Par ailleurs, bien que le rôle de la Turquie soit clair comme un acteur-clé dans le conflit du Karabakh, en soutenant son petit allié caucasien en stratégies militaires, en matériel et en supplétifs djihadistes achemi­nés par voie aérienne de la région d’Idlib (Syrie), Ankara est absent dans le texte de l’accord, mais doit néanmoins participer à un centre conjoint d’observation. Le ministre russe des Affaires étrangères, Sergueï Lavrov, a donné des préci­sions. Pour les représentants turcs, « le centre de surveillance fonction­nera exclusivement en mode dis­tant », a-t-il expliqué. « Ils utilise­ront des moyens techniques de contrôle, notamment des drones et d’autres technologies qui permettent d’évaluer la situation sur le terrain et de déterminer quel camp peut violer les conditions du cessez-le-feu », a-t-il ajouté. Dans ce cadre, une délégation russe s’est rendue, vendredi 13 novembre, à Ankara pour discuter des modalités de fonc­tionnement du centre conjoint de contrôle du cessez-le-feu. « La Turquie aura le même rôle que la Russie » dans ce centre qui se char­gera d’une surveillance « terrestre et aérienne », a déclaré le chef de la diplomatie turque, Mevlüt Cavusoglu. Mais au final, c’est Moscou, bien plus qu’Ankara, qui semble dicter les règles et qui enté­rine sa position d’arbitre au Haut-Karabakh et, plus largement, dans la région du Caucase.
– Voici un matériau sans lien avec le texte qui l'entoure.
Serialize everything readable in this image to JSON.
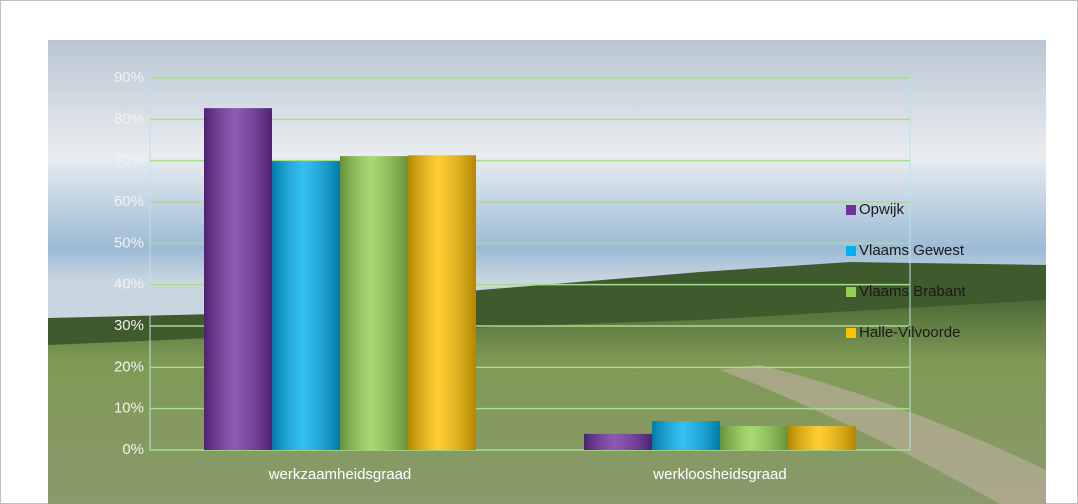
{
  "chart_data": {
    "type": "bar",
    "categories": [
      "werkzaamheidsgraad",
      "werkloosheidsgraad"
    ],
    "series": [
      {
        "name": "Opwijk",
        "color": "#7030a0",
        "values": [
          82.7,
          3.9
        ]
      },
      {
        "name": "Vlaams Gewest",
        "color": "#00b0f0",
        "values": [
          69.9,
          7.0
        ]
      },
      {
        "name": "Vlaams Brabant",
        "color": "#92d050",
        "values": [
          71.1,
          5.8
        ]
      },
      {
        "name": "Halle-Vilvoorde",
        "color": "#ffc000",
        "values": [
          71.3,
          5.8
        ]
      }
    ],
    "ylim": [
      0,
      90
    ],
    "yticks": [
      {
        "value": 0,
        "label": "0%"
      },
      {
        "value": 10,
        "label": "10%"
      },
      {
        "value": 20,
        "label": "20%"
      },
      {
        "value": 30,
        "label": "30%"
      },
      {
        "value": 40,
        "label": "40%"
      },
      {
        "value": 50,
        "label": "50%"
      },
      {
        "value": 60,
        "label": "60%"
      },
      {
        "value": 70,
        "label": "70%"
      },
      {
        "value": 80,
        "label": "80%"
      },
      {
        "value": 90,
        "label": "90%"
      }
    ],
    "grid": true,
    "legend": "right"
  }
}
Selon les observateurs, Moscou a réussi à atteindre plusieurs objec­tifs: affaiblir Pachinian, déployer ses forces plus loin dans le Caucase, gagner plus d’influence sur l’Arménie et sur l’Azerbaïdjan, et même s’affir­mer en tant que pacificateur. Par contre, on ne sait pas très bien ce que la Turquie a gagné, du moins d’après le texte de l’accord. La relation entre les dirigeants russes et turcs en Syrie et en Libye a été, semble-t-il, repro­duite au Karabakh. L’avenir de cette enclave disputée depuis des décennies reste toutefois incertain: l’accord conclu ne dit rien non plus sur le statut final du Haut-Karabakh.